What unique moves have they made that parallel with your goals?

Which superpowers are they recognized for that you want to emulate?


Why you?

Which Pillars have you already developed? Which signals have already validated your motivation, and how would this engagement help?


Why now?

What compelling event creates urgency for your objective? What will happen if you 'do nothing' about it?


This helps the mentor prioritize your request over generic asks. Whenever you develop new stakeholders, take steps to demonstrate your thoughtfulness and preparation.


Preparing an informed approach

Becoming well-read in your field is beneficial at any career stage. You discover practical frameworks to try out in your job. It also provides you something memorable to reference in senior leader conversations.


Demonstrate your business acumen and motivation. Broadcast that you are self-reflective and investing in your own development.

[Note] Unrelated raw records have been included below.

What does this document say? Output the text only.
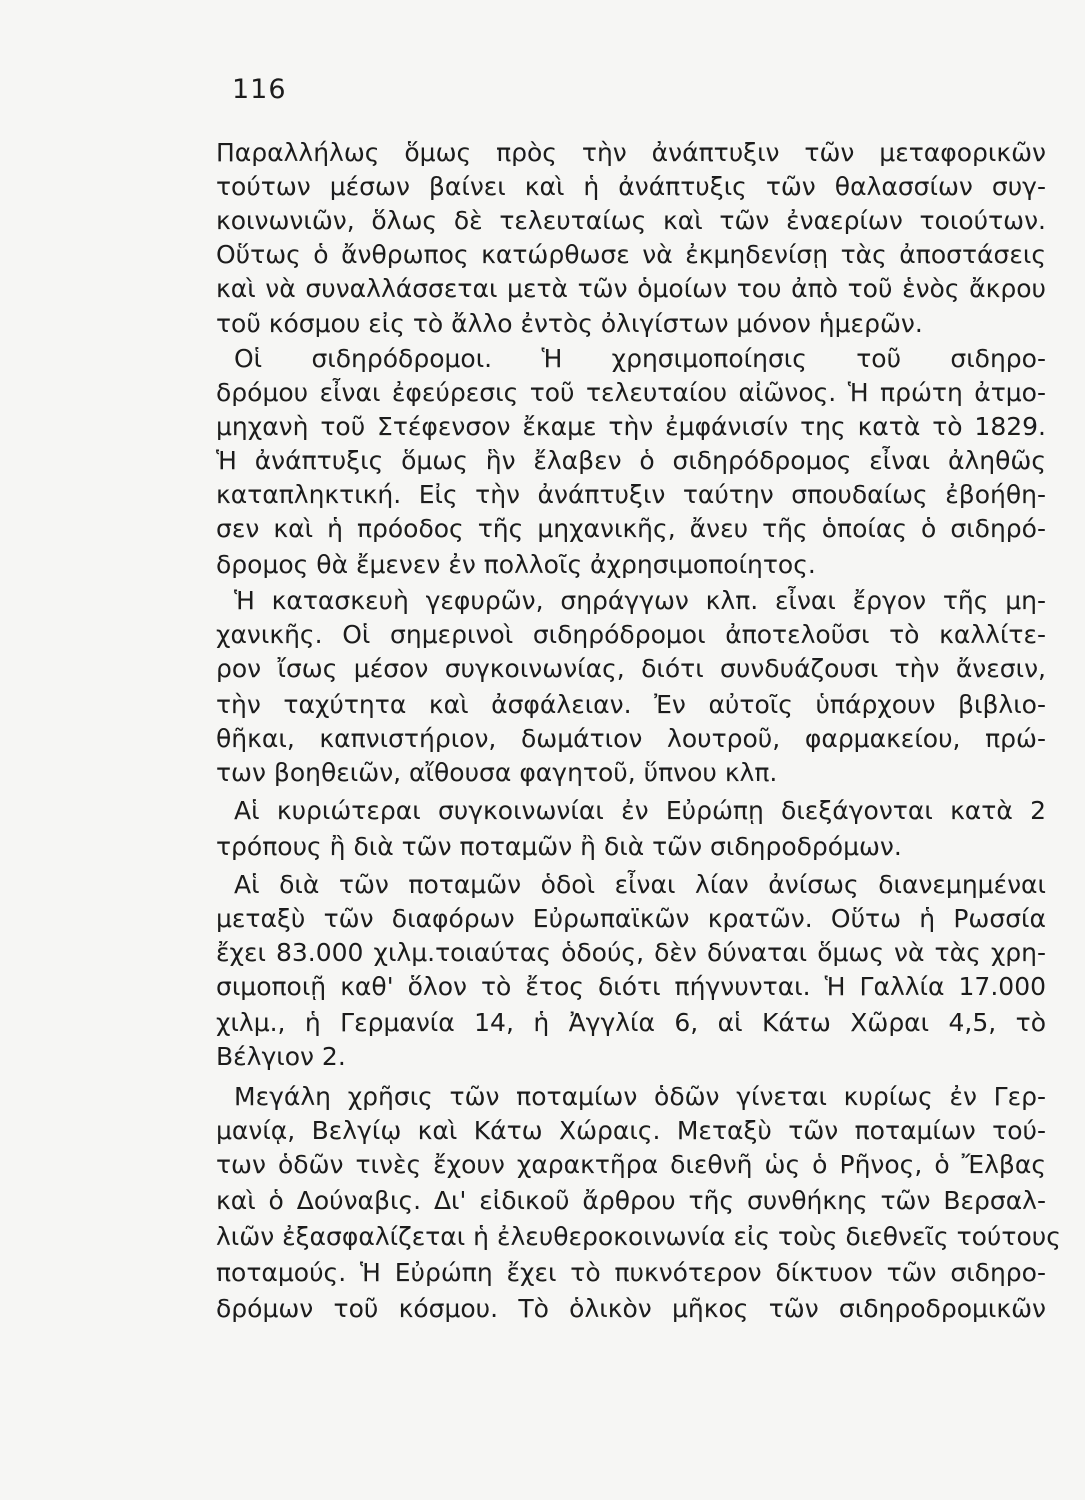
116
Παραλλήλως ὅμως πρὸς τὴν ἀνάπτυξιν τῶν μεταφορικῶν
τούτων μέσων βαίνει καὶ ἡ ἀνάπτυξις τῶν θαλασσίων συγ-
κοινωνιῶν, ὅλως δὲ τελευταίως καὶ τῶν ἐναερίων τοιούτων.
Οὕτως ὁ ἄνθρωπος κατώρθωσε νὰ ἐκμηδενίσῃ τὰς ἀποστάσεις
καὶ νὰ συναλλάσσεται μετὰ τῶν ὁμοίων του ἀπὸ τοῦ ἑνὸς ἄκρου
τοῦ κόσμου εἰς τὸ ἄλλο ἐντὸς ὀλιγίστων μόνον ἡμερῶν.
Οἱ σιδηρόδρομοι. Ἡ χρησιμοποίησις τοῦ σιδηρο-
δρόμου εἶναι ἐφεύρεσις τοῦ τελευταίου αἰῶνος. Ἡ πρώτη ἀτμο-
μηχανὴ τοῦ Στέφενσον ἔκαμε τὴν ἐμφάνισίν της κατὰ τὸ 1829.
Ἡ ἀνάπτυξις ὅμως ἣν ἔλαβεν ὁ σιδηρόδρομος εἶναι ἀληθῶς
καταπληκτική. Εἰς τὴν ἀνάπτυξιν ταύτην σπουδαίως ἐβοήθη-
σεν καὶ ἡ πρόοδος τῆς μηχανικῆς, ἄνευ τῆς ὁποίας ὁ σιδηρό-
δρομος θὰ ἔμενεν ἐν πολλοῖς ἀχρησιμοποίητος.
Ἡ κατασκευὴ γεφυρῶν, σηράγγων κλπ. εἶναι ἔργον τῆς μη-
χανικῆς. Οἱ σημερινοὶ σιδηρόδρομοι ἀποτελοῦσι τὸ καλλίτε-
ρον ἴσως μέσον συγκοινωνίας, διότι συνδυάζουσι τὴν ἄνεσιν,
τὴν ταχύτητα καὶ ἀσφάλειαν. Ἐν αὐτοῖς ὑπάρχουν βιβλιο-
θῆκαι, καπνιστήριον, δωμάτιον λουτροῦ, φαρμακείου, πρώ-
των βοηθειῶν, αἴθουσα φαγητοῦ, ὕπνου κλπ.
Αἱ κυριώτεραι συγκοινωνίαι ἐν Εὐρώπῃ διεξάγονται κατὰ 2
τρόπους ἢ διὰ τῶν ποταμῶν ἢ διὰ τῶν σιδηροδρόμων.
Αἱ διὰ τῶν ποταμῶν ὁδοὶ εἶναι λίαν ἀνίσως διανεμημέναι
μεταξὺ τῶν διαφόρων Εὐρωπαϊκῶν κρατῶν. Οὕτω ἡ Ρωσσία
ἔχει 83.000 χιλμ.τοιαύτας ὁδούς, δὲν δύναται ὅμως νὰ τὰς χρη-
σιμοποιῇ καθ' ὅλον τὸ ἔτος διότι πήγνυνται. Ἡ Γαλλία 17.000
χιλμ., ἡ Γερμανία 14, ἡ Ἀγγλία 6, αἱ Κάτω Χῶραι 4,5, τὸ
Βέλγιον 2.
Μεγάλη χρῆσις τῶν ποταμίων ὁδῶν γίνεται κυρίως ἐν Γερ-
μανίᾳ, Βελγίῳ καὶ Κάτω Χώραις. Μεταξὺ τῶν ποταμίων τού-
των ὁδῶν τινὲς ἔχουν χαρακτῆρα διεθνῆ ὡς ὁ Ρῆνος, ὁ Ἔλβας
καὶ ὁ Δούναβις. Δι' εἰδικοῦ ἄρθρου τῆς συνθήκης τῶν Βερσαλ-
λιῶν ἐξασφαλίζεται ἡ ἐλευθεροκοινωνία εἰς τοὺς διεθνεῖς τούτους
ποταμούς. Ἡ Εὐρώπη ἔχει τὸ πυκνότερον δίκτυον τῶν σιδηρο-
δρόμων τοῦ κόσμου. Τὸ ὁλικὸν μῆκος τῶν σιδηροδρομικῶν
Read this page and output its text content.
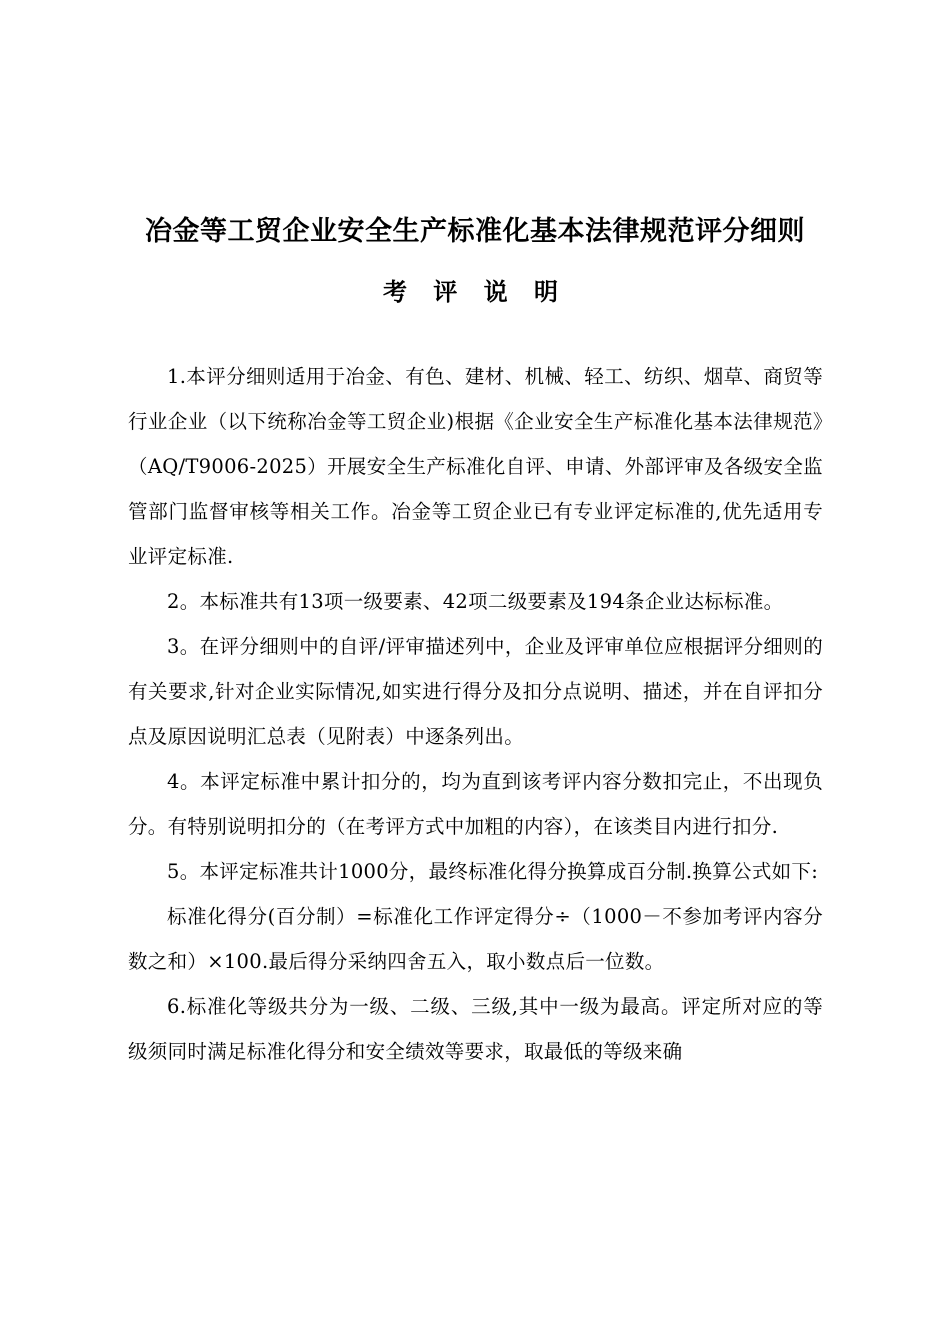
冶金等工贸企业安全生产标准化基本法律规范评分细则
考 评 说 明

1.本评分细则适用于冶金、有色、建材、机械、轻工、纺织、烟草、商贸等行业企业（以下统称冶金等工贸企业)根据《企业安全生产标准化基本法律规范》（AQ/T9006-2025）开展安全生产标准化自评、申请、外部评审及各级安全监管部门监督审核等相关工作。冶金等工贸企业已有专业评定标准的,优先适用专业评定标准.

2。本标准共有13项一级要素、42项二级要素及194条企业达标标准。

3。在评分细则中的自评/评审描述列中，企业及评审单位应根据评分细则的有关要求,针对企业实际情况,如实进行得分及扣分点说明、描述，并在自评扣分点及原因说明汇总表（见附表）中逐条列出。

4。本评定标准中累计扣分的，均为直到该考评内容分数扣完止，不出现负分。有特别说明扣分的（在考评方式中加粗的内容），在该类目内进行扣分.

5。本评定标准共计1000分，最终标准化得分换算成百分制.换算公式如下:

标准化得分(百分制）=标准化工作评定得分÷（1000－不参加考评内容分数之和）×100.最后得分采纳四舍五入，取小数点后一位数。

6.标准化等级共分为一级、二级、三级,其中一级为最高。评定所对应的等级须同时满足标准化得分和安全绩效等要求，取最低的等级来确
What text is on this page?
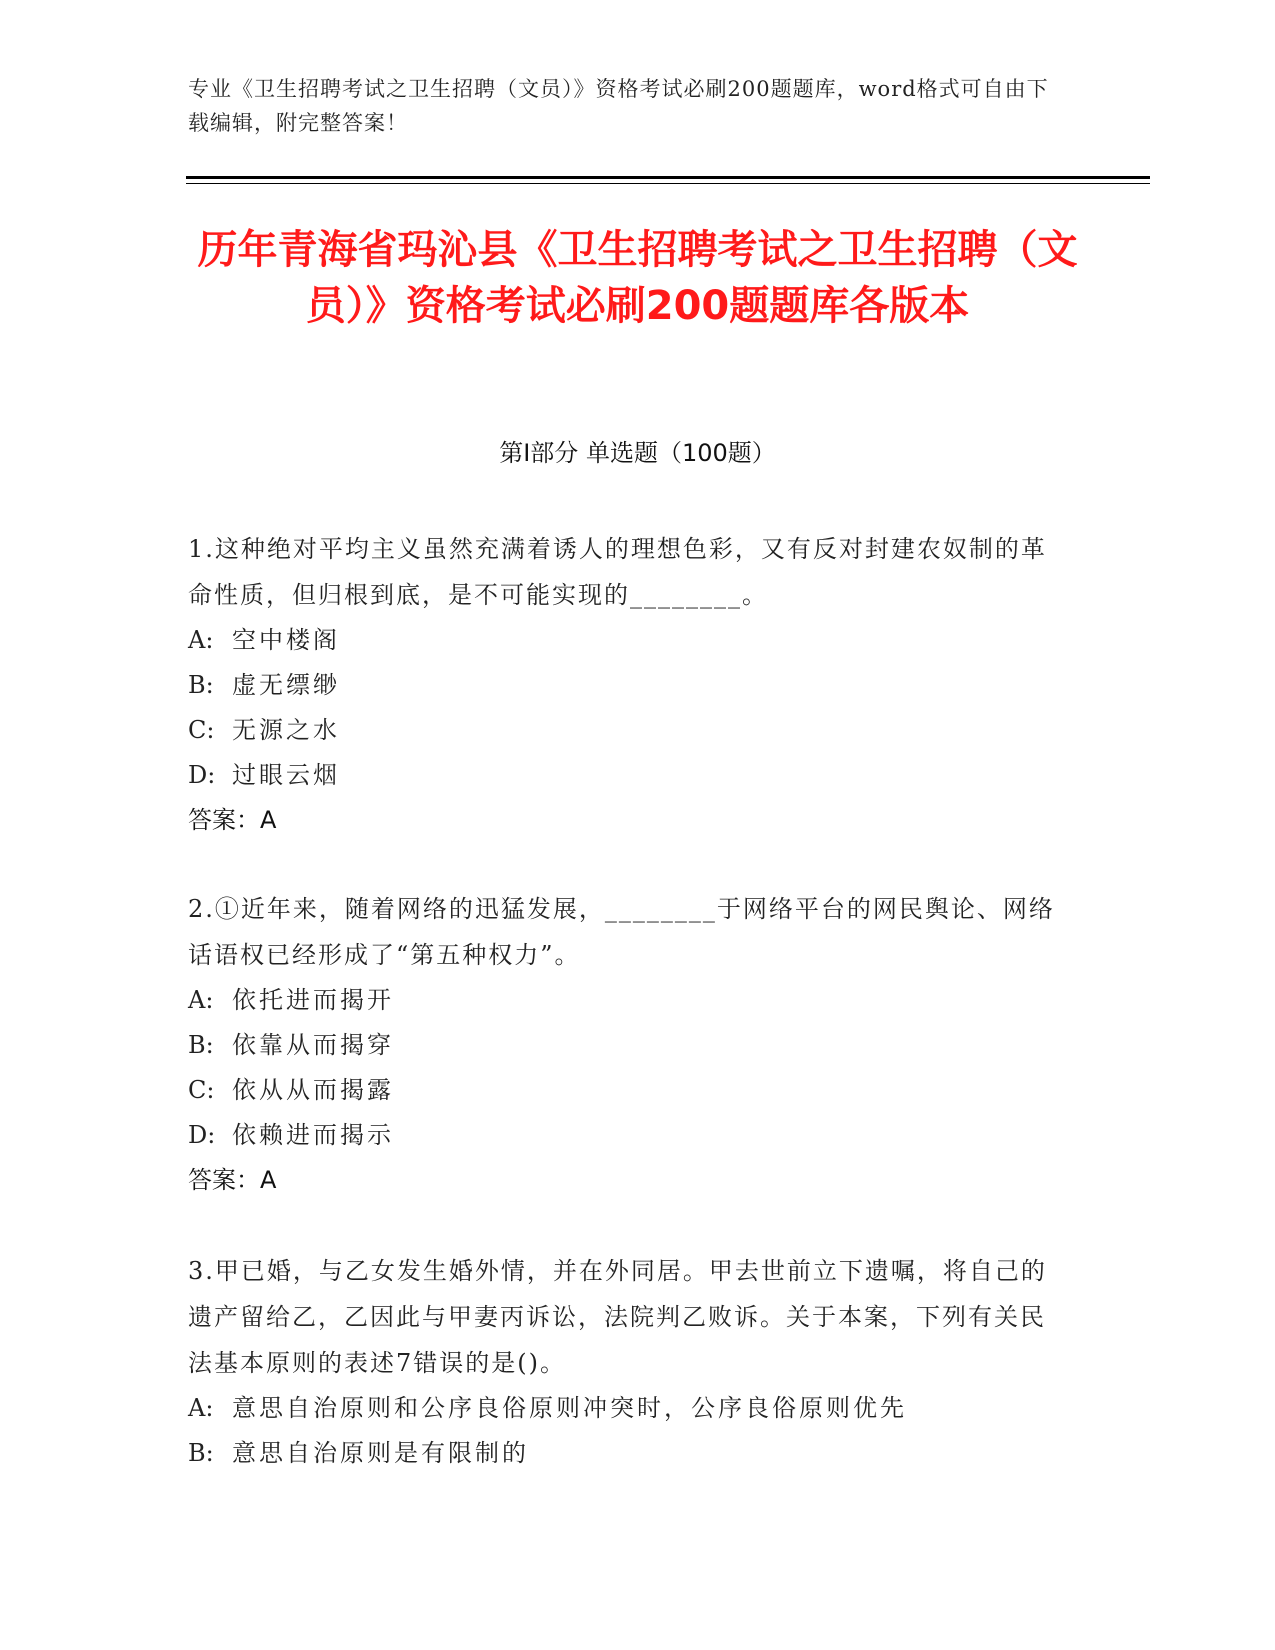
专业《卫生招聘考试之卫生招聘（文员）》资格考试必刷200题题库，word格式可自由下载编辑，附完整答案！
历年青海省玛沁县《卫生招聘考试之卫生招聘（文员）》资格考试必刷200题题库各版本
第Ⅰ部分 单选题（100题）
1.这种绝对平均主义虽然充满着诱人的理想色彩，又有反对封建农奴制的革命性质，但归根到底，是不可能实现的________。
A: 空中楼阁
B: 虚无缥缈
C: 无源之水
D: 过眼云烟
答案：A
2.①近年来，随着网络的迅猛发展，________于网络平台的网民舆论、网络话语权已经形成了“第五种权力”。
A: 依托进而揭开
B: 依靠从而揭穿
C: 依从从而揭露
D: 依赖进而揭示
答案：A
3.甲已婚，与乙女发生婚外情，并在外同居。甲去世前立下遗嘱，将自己的遗产留给乙，乙因此与甲妻丙诉讼，法院判乙败诉。关于本案，下列有关民法基本原则的表述7错误的是()。
A: 意思自治原则和公序良俗原则冲突时，公序良俗原则优先
B: 意思自治原则是有限制的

You can bet that senior leaders are on top of financial results. Having figures top of mind (like YoY growth %) and observations from financial reporting is key. This plants a seed that you are competent beyond your current station, and someone who could be developed long-term.

Own your feedback

Approaching a mentor without knowing your current developmental feedback hinders you both. None of us are perfect, and we're never finished growing and developing. The point is to understand ourselves as we are (not as we wish to be).


We need to understand 'how we win' with our strengths, and create proven strategies to mitigate and anticipate known challenges. Together with your mentor, you can safely discuss objective feedback from peers and management. You can mix in personality frameworks like Meyers-Briggs through the fun, free online platform: https://www.16personalities.com/

This should crystallize into actions and clear opportunity targeting on Projects and Events. It facilitates a productive conversation about your ability to be Credible, Capable and Visible at the next level. Conversations like this are a powerful tool in addition to regular career conversations with your direct manager.


Without this, we can't communicate effectively to the mentor about your Credibility and Capability. We're just sharing personal beliefs about our performance.


Capture value

Establishing the relationship and expectation with a Well-Placed Mentor is a big step. Congratulations!


By proposing and developing a plan, you are positioned to begin capturing value.


Define 3-4 major milestones on your timeline, like delivering a relevant Project and passing the #1 certification. #5Pillars


Think about requirements and dependencies for each of those. Present your understanding to the mentor for validation. Where gaps in your resources or access exist, seek warm intros and problem solve together with your mentor.

Credibility

Certification - selecting the #1 certification

Project - thinking creatively about overlap to your current role and how to create business value


Capability

Project - can they introduce a hard skills mentor to support your project?

Skills Training - which trainings have their top performers used to get ahead?

Reading - which industry-specific or next level books stand out to them?


Visibility

Events - identify the #1 event and gain access

warm intros to informationals and shadowing


Conclusion

A Well-Placed Mentor offers unique benefits and tilts the field in your favor. You'll need to be thoughtful and persistent to identify, cultivate and engage this senior stakeholder. The benefits to you are: validating your bridge plan, unblocking any Pillar you are stuck on, and tuning your final approach based on inside information about the key decision maker. Well-Placed Mentors harmonize the entire 5 Pillars approach. Take steps now to identify and cultivate yours.